A Wander to Washpool Hut

It was a civilized time to start a tramping trip, I decided: 8.30 on Saturday morning at the railway station (and rolling on towards 9.00 before the last of the punters turned up), rather than the usual 7.00 o’clock start on Friday night. Being the leader of the only trip going away for the weekend and therefore able to dictate such things to fit in with your Friday night social life does have some advantages after all! Two and a half hours after leaving Wellington we were at the Pinnacles on the Cape Palliser coast, and after a short car shuffle to leave a vehicle at the bottom of Pararaki Stream, we were on our way.

I led up the stream through the middle of the pinnacles, then climbed out steeply at the top. After twenty metres through the scrub we emerged onto the four-wheel-drive ridge-track. “Lunch-time,” I declared. After all, we had been going for all of maybe 40 minutes.

After lunch we continued on up the track. The sun was shining, the track was firm and dry underneath, and a series of grassy clearings offered views out over the coast and across to the Rimutukas. On such occasions in the Haurangis I always find myself casting a gloating glance out to the north-west, thinking of all those poor, miserable bastards grovelling around in the Tararuas, struggling pathetically onwards through the leatherwood and spaniards into the teeth of a gale, freezing cold, visibility down to 10 metres, up to their armpits in mud, the rain bucketing down on their heads. An entry I read in the hut logbook that night described the Haurangis as one of the best-kept secrets in the Wellington region, and I couldn’t agree more.*

After a steep descent from the ridgeline of Mt Surf we arrived just on nightfall at Washpool Hut – a classic ex-Forest Service six-bunker. Soon we were ensconced inside, the fire ablaze and dinner on its way, to be followed down by cheesecake and fruit salad. (And my cheesecake, I modestly point out, turned out far better than Daniel’s effort!)

A pleasant evening was had trying to solve various lateral thinking puzzles. (“Two lumps of coal and a carrot are lying in the middle of a field on a summer’s day. Why?” “A man is lying dead and naked in the middle of the desert. In his hand is a short straw. Leading up to him is a trail of scattered clothes, but there are no footprints anywhere in the sand. How did this come about?”) Outside, the air was chilly and the dew was heavy, while overhead the stars shone with an intensity and in numbers that you never see in the city.

Next morning we decided to flag away the steep climb over into the Pararaki and head out straight down the Washpool instead. The gorgey section through the bush was fun going, although the series of swimming pools in the stream somehow seemed smaller, colder, and distinctly less inviting than I remembered them from the last time I went this way – maybe the fact that it was mid May rather than late January had something to do with it! Eventually we emerged out of the bush and into the park-like farmland, and after a couple of kilometres on a four-wheel track we stopped by the stream for lunch. Richard, obviously a man after my own heart, immediately produced the primus and billy for yet another brew.
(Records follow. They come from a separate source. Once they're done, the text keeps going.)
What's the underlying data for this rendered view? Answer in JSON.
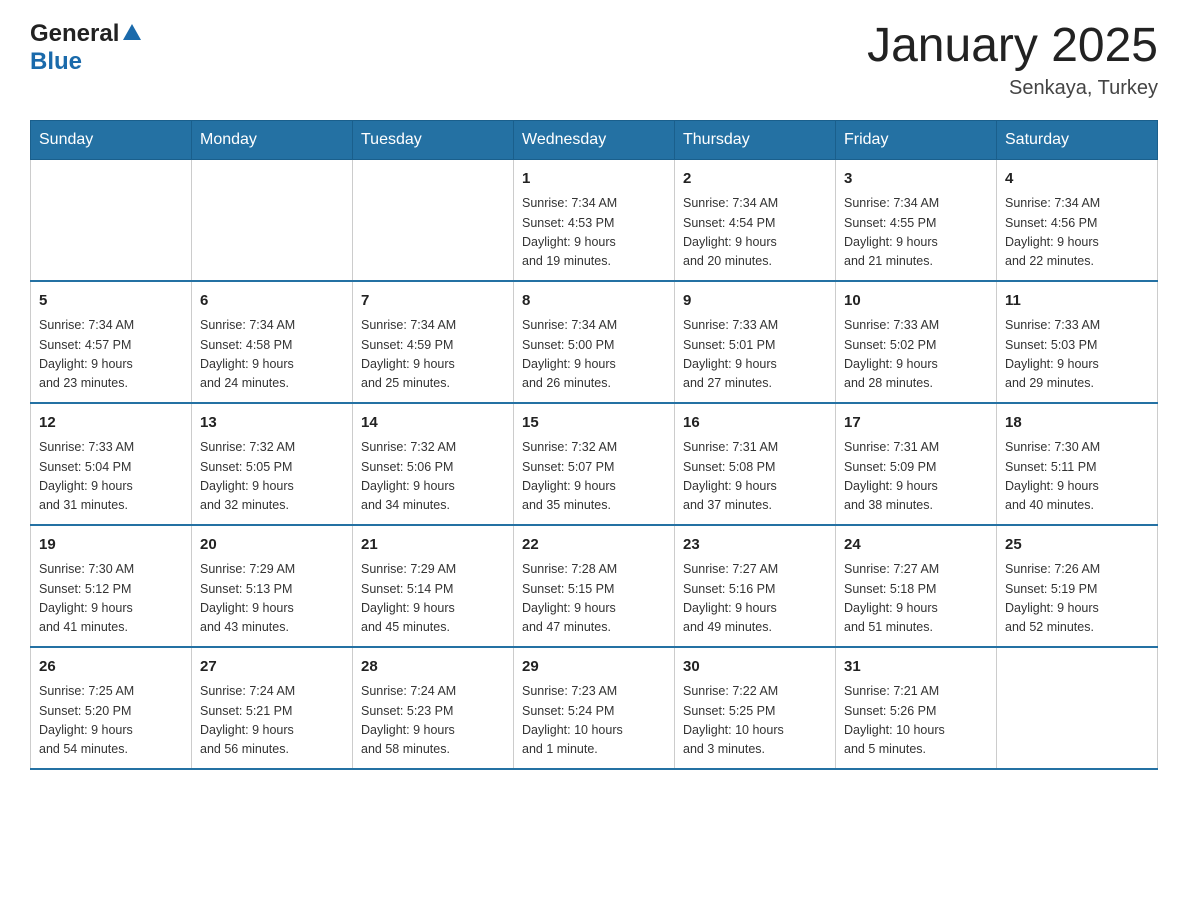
{
  "header": {
    "logo": {
      "general": "General",
      "arrow": "▲",
      "blue": "Blue"
    },
    "title": "January 2025",
    "subtitle": "Senkaya, Turkey"
  },
  "days_of_week": [
    "Sunday",
    "Monday",
    "Tuesday",
    "Wednesday",
    "Thursday",
    "Friday",
    "Saturday"
  ],
  "weeks": [
    {
      "days": [
        {
          "number": "",
          "info": ""
        },
        {
          "number": "",
          "info": ""
        },
        {
          "number": "",
          "info": ""
        },
        {
          "number": "1",
          "info": "Sunrise: 7:34 AM\nSunset: 4:53 PM\nDaylight: 9 hours\nand 19 minutes."
        },
        {
          "number": "2",
          "info": "Sunrise: 7:34 AM\nSunset: 4:54 PM\nDaylight: 9 hours\nand 20 minutes."
        },
        {
          "number": "3",
          "info": "Sunrise: 7:34 AM\nSunset: 4:55 PM\nDaylight: 9 hours\nand 21 minutes."
        },
        {
          "number": "4",
          "info": "Sunrise: 7:34 AM\nSunset: 4:56 PM\nDaylight: 9 hours\nand 22 minutes."
        }
      ]
    },
    {
      "days": [
        {
          "number": "5",
          "info": "Sunrise: 7:34 AM\nSunset: 4:57 PM\nDaylight: 9 hours\nand 23 minutes."
        },
        {
          "number": "6",
          "info": "Sunrise: 7:34 AM\nSunset: 4:58 PM\nDaylight: 9 hours\nand 24 minutes."
        },
        {
          "number": "7",
          "info": "Sunrise: 7:34 AM\nSunset: 4:59 PM\nDaylight: 9 hours\nand 25 minutes."
        },
        {
          "number": "8",
          "info": "Sunrise: 7:34 AM\nSunset: 5:00 PM\nDaylight: 9 hours\nand 26 minutes."
        },
        {
          "number": "9",
          "info": "Sunrise: 7:33 AM\nSunset: 5:01 PM\nDaylight: 9 hours\nand 27 minutes."
        },
        {
          "number": "10",
          "info": "Sunrise: 7:33 AM\nSunset: 5:02 PM\nDaylight: 9 hours\nand 28 minutes."
        },
        {
          "number": "11",
          "info": "Sunrise: 7:33 AM\nSunset: 5:03 PM\nDaylight: 9 hours\nand 29 minutes."
        }
      ]
    },
    {
      "days": [
        {
          "number": "12",
          "info": "Sunrise: 7:33 AM\nSunset: 5:04 PM\nDaylight: 9 hours\nand 31 minutes."
        },
        {
          "number": "13",
          "info": "Sunrise: 7:32 AM\nSunset: 5:05 PM\nDaylight: 9 hours\nand 32 minutes."
        },
        {
          "number": "14",
          "info": "Sunrise: 7:32 AM\nSunset: 5:06 PM\nDaylight: 9 hours\nand 34 minutes."
        },
        {
          "number": "15",
          "info": "Sunrise: 7:32 AM\nSunset: 5:07 PM\nDaylight: 9 hours\nand 35 minutes."
        },
        {
          "number": "16",
          "info": "Sunrise: 7:31 AM\nSunset: 5:08 PM\nDaylight: 9 hours\nand 37 minutes."
        },
        {
          "number": "17",
          "info": "Sunrise: 7:31 AM\nSunset: 5:09 PM\nDaylight: 9 hours\nand 38 minutes."
        },
        {
          "number": "18",
          "info": "Sunrise: 7:30 AM\nSunset: 5:11 PM\nDaylight: 9 hours\nand 40 minutes."
        }
      ]
    },
    {
      "days": [
        {
          "number": "19",
          "info": "Sunrise: 7:30 AM\nSunset: 5:12 PM\nDaylight: 9 hours\nand 41 minutes."
        },
        {
          "number": "20",
          "info": "Sunrise: 7:29 AM\nSunset: 5:13 PM\nDaylight: 9 hours\nand 43 minutes."
        },
        {
          "number": "21",
          "info": "Sunrise: 7:29 AM\nSunset: 5:14 PM\nDaylight: 9 hours\nand 45 minutes."
        },
        {
          "number": "22",
          "info": "Sunrise: 7:28 AM\nSunset: 5:15 PM\nDaylight: 9 hours\nand 47 minutes."
        },
        {
          "number": "23",
          "info": "Sunrise: 7:27 AM\nSunset: 5:16 PM\nDaylight: 9 hours\nand 49 minutes."
        },
        {
          "number": "24",
          "info": "Sunrise: 7:27 AM\nSunset: 5:18 PM\nDaylight: 9 hours\nand 51 minutes."
        },
        {
          "number": "25",
          "info": "Sunrise: 7:26 AM\nSunset: 5:19 PM\nDaylight: 9 hours\nand 52 minutes."
        }
      ]
    },
    {
      "days": [
        {
          "number": "26",
          "info": "Sunrise: 7:25 AM\nSunset: 5:20 PM\nDaylight: 9 hours\nand 54 minutes."
        },
        {
          "number": "27",
          "info": "Sunrise: 7:24 AM\nSunset: 5:21 PM\nDaylight: 9 hours\nand 56 minutes."
        },
        {
          "number": "28",
          "info": "Sunrise: 7:24 AM\nSunset: 5:23 PM\nDaylight: 9 hours\nand 58 minutes."
        },
        {
          "number": "29",
          "info": "Sunrise: 7:23 AM\nSunset: 5:24 PM\nDaylight: 10 hours\nand 1 minute."
        },
        {
          "number": "30",
          "info": "Sunrise: 7:22 AM\nSunset: 5:25 PM\nDaylight: 10 hours\nand 3 minutes."
        },
        {
          "number": "31",
          "info": "Sunrise: 7:21 AM\nSunset: 5:26 PM\nDaylight: 10 hours\nand 5 minutes."
        },
        {
          "number": "",
          "info": ""
        }
      ]
    }
  ]
}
After lunch, half the party continued straight out down the Washpool while the other half of us climbed over a convenient low saddle into Pararaki Stream and followed this out to the road, in order to pick up the car we had left there. Back at the Washpool, we found the others relaxing by the side of the road, brewing up another cup of tea. And so ended a very pleasant ramble in the Haurangis.

Punters: Andrew Chinn, Kirstie MacDonald, Andrew Squires, Damian Maddock, Richard West, Daniel Meares, Peggy Christianson, and Harry Smith.

(* Actually, strict honesty compels me to note that the weather, unbelievably, was probably quite fine in the Tararuas on this particular weekend – but one shouldn’t let mere inconvenient facts stand in the way of a good story.)